Women were enrolled between November 2012 and October 2014, and followed up for 682.3 women-years (mean = 22 months). Baseline characteristics of women in intervention and control clinics were comparable and retention rates were 92.1% and 92.3% respectively. Women in intervention clinics and control clinics returned on average 5.2 (95% confidence interval (CI): 4.7 to 5.7) and 5.7 (CI: 5.2 to 6.2) used gel applicators per month respectively, with a mean difference of -0.47 (CI: -1.16 to 0.21). Per-protocol estimates were on average 5.5 (CI: 5.0 to 6.1) and 5.8 (CI: 5.3 to 6.3) respectively, with a mean difference of -0.25 (CI: -0.98 to 0.48), meeting the non-inferiority criteria. Adherence, based on proportion of reported sex acts covered by two gel doses, was 79.9% (CI: 76.7 to 83.2) in intervention compared with 73.9% (CI: 70.7 to 77.1) in control clinics; mean difference:6.0% (CI: 1.5 to 10.6) (p = 0.009). HIV incidence rates were 3.5 (CI: 1.8 to 6.0) and 3.6 (CI: 1.9 to 6.3) per 100 women-years in intervention and control clinics respectively. Both these incidence rates were lower than the age-standardized rate of 6.2 per 100 women-years (n = 444) in the placebo arm of the parent trial (p = 0.019).
Provision of topical PrEP as part of an integrated FP service achieved higher adherence, and was as feasible, acceptable and effective in preventing HIV as provision through a research setting. This provides useful evidence for scale-up of oral PrEP in urban and rural high burden communities.
替诺福韦包含的口服暴露前预防(PrEP)被推荐给那些有较高风险的人群,作为 HIV 综合预防的一部分。然而,除了临床试验环境之外,在能够确保足够的依从性的医疗服务中引入 PrEP 的数据有限。由于非洲的年轻女性处于 HIV 的高风险之中,并且可能会利用计划生育(FP)服务,因此评估了将局部 PrEP 纳入常规 FP 服务的可行性、可接受性和有效性。
这项在南非夸祖鲁-纳塔尔省的城市和农村地区进行的、两臂、随机对照、非劣效性、开放标签的扩展试验,是在南非艾滋病研究计划中心(CAPRISA)004 试验的基础上进行的。(Centre for the AIDS Programme of Research in South Africa)从母试验(CAPRISA 004)中招募符合条件的 HIV 阴性女性(n=372),她们被随机分配到接受替诺福韦凝胶治疗,分别在干预组(FP 诊所,n=189)或对照组(CAPRISA 研究诊所,n=183)中接受治疗。非劣效性的定义是,干预组的凝胶使用率不低于对照组的 20%。评估了依从性、保留率和 HIV 发病率。

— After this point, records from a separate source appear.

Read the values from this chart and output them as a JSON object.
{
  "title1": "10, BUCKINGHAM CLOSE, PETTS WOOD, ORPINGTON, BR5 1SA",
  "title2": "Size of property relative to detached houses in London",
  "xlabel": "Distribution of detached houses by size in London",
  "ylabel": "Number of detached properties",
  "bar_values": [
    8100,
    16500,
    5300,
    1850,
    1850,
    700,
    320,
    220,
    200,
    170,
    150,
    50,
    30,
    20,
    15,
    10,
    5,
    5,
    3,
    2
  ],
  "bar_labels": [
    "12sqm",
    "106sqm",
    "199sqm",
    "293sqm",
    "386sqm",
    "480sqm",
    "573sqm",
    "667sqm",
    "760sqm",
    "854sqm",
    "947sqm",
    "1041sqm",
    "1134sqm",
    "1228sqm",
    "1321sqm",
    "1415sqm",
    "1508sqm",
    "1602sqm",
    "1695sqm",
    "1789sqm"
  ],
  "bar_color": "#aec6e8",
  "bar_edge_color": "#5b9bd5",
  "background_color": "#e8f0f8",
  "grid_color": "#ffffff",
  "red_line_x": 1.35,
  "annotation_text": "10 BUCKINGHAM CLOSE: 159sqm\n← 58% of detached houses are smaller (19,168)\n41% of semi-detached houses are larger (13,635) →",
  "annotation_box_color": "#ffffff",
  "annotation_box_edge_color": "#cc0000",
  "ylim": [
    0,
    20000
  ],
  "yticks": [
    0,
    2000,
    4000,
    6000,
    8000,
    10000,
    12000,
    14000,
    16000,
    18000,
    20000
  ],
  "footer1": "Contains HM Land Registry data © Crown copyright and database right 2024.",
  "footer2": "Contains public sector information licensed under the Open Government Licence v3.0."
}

女性在 2012 年 11 月至 2014 年 10 月期间入组,并随访了 682.3 名女性年(平均 22 个月)。干预组和对照组的女性基线特征相似,保留率分别为 92.1%和 92.3%。干预组和对照组的女性平均每月分别使用凝胶涂药器 5.2(95%置信区间[CI]:4.7 至 5.7)和 5.7(CI:5.2 至 6.2),平均差异为-0.47(CI:-1.16 至 0.21)。根据两剂凝胶覆盖的性活动比例计算的治疗方案估计值分别为 5.5(CI:5.0 至 6.1)和 5.8(CI:5.3 至 6.3),平均差异为-0.25(CI:-0.98 至 0.48),符合非劣效性标准。基于报告的性行为中两剂凝胶覆盖的比例,干预组的依从率为 79.9%(CI:76.7 至 83.2),而对照组为 73.9%(CI:70.7 至 77.1);平均差异:6.0%(CI:1.5 至 10.6)(p=0.009)。干预组和对照组的 HIV 发病率分别为 3.5(CI:1.8 至 6.0)和 3.6(CI:1.9 至 6.3)每 100 名女性年。这两个发病率都低于母试验安慰剂组(n=444)的年龄标准化发病率 6.2 每 100 名女性年(p=0.019)。
将局部 PrEP 作为综合 FP 服务的一部分提供,实现了更高的依从性,并且在预防 HIV 方面与通过研究环境提供一样可行、可接受和有效。这为在城市和农村高负担社区扩大口服 PrEP 提供了有用的证据。